A separate horrendous aspect to this is that the premise of the entire action is that an unborn child has been at least once now held to be a separate individual from its mother while she is still carrying it, for court purposes. This particular version of this idea is now that in a civil matter, any legal rights she may have are now qualified by the demands of another alleged person of interest, as if the two were separate, and that she was subject to restrictions on her life, where she would live for the non physical effect of her own choices about her own life because of the possible effects on this other person from whom she is not separate enough. There have been criminal and custody cases where mothers lost custody and some were prosecuted for taking illegal recreational drugs while pregnant, but no such physical consequence of baby addiction or other adverse physical consequence is alleged here, only the possibility of affect on a future relationship of a baby once born to a person who may or may not have a biological relationship to that baby. And there have been many cases where one parent having physical custody of a born baby took it out of state, but this pushes the moment at which the court has jurisdiction over any such move back to the point of conception, and requires restriction of the mother as well since the baby cannot be returned to a state until it is born and is physically separate from the mother. As it is now laid out, Miller allegedly took no responsibility for the unborn one until after some other events caused him to change his mind, and he could change his mind again at any time.
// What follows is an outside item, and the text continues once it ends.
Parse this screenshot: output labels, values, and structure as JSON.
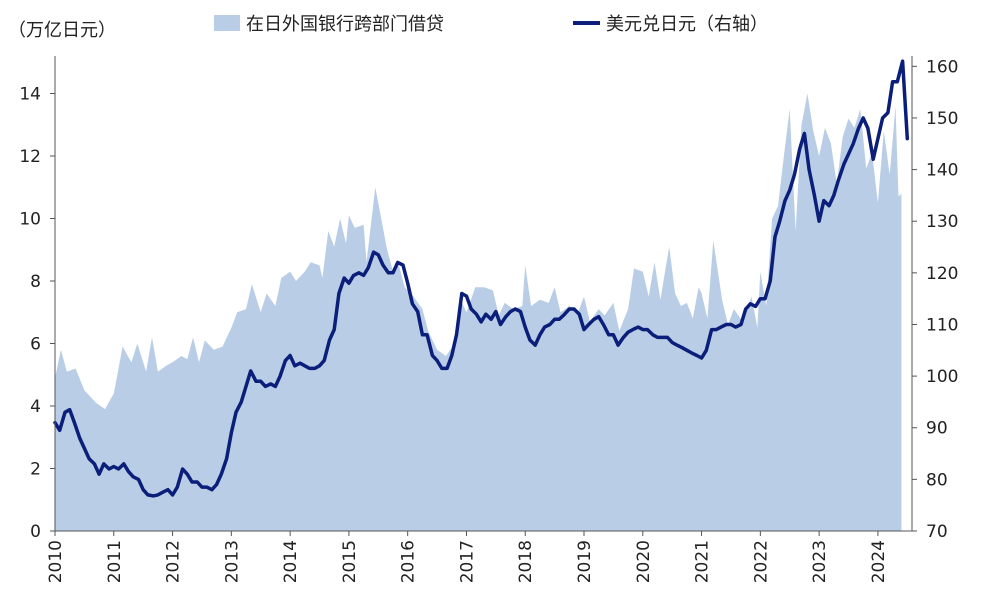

A third is that here Miller, still referred to in the quotation from the Times version of the appellate decision, as the 'putative' father, that is, that his position as biological parent is not resolved by the decision below and still not resolved, was held to have standing to make this demand and have the court hear it, and to deliver the baby once born to him before it was resolved. No recognition was given of the risk she had to take to bring that child into separate human life, as if there were no such risk.
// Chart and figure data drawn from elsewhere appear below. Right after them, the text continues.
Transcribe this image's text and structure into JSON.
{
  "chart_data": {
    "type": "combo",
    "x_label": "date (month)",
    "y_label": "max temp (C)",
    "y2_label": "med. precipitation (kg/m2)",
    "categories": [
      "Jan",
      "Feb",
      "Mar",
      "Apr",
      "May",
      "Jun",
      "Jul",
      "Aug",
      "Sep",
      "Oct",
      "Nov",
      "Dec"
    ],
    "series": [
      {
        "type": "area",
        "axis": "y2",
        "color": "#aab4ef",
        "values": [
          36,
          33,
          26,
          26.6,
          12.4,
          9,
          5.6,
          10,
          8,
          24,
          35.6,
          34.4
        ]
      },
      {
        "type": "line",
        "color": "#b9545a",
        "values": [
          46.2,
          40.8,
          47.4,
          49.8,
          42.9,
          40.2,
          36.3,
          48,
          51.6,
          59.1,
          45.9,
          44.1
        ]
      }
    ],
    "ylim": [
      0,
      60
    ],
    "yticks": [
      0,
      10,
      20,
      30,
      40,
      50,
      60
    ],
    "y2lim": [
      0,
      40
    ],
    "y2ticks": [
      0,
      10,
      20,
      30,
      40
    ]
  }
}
As it is, it does appear that the mother will have either to surrender her rights to an independent life or litigate the matter in California and possibly be forced to live there in order to keep a relationship to the baby she has borne, a place where she no longer lives, and to surrender her life in New York to do so, depending on how the conflict between the two states' courts is resolved, and what the alleged father then does, whether the baby is returned to NY if NY wins the intercourt dispute.
Unsurprisingly, this is not a case where any of the reporting has linked to any decision thusfar reprinted, nor have I been able to find one (hello, those who have the dailies from the New York Law Journal) although the appellate decision will probably appear in due course.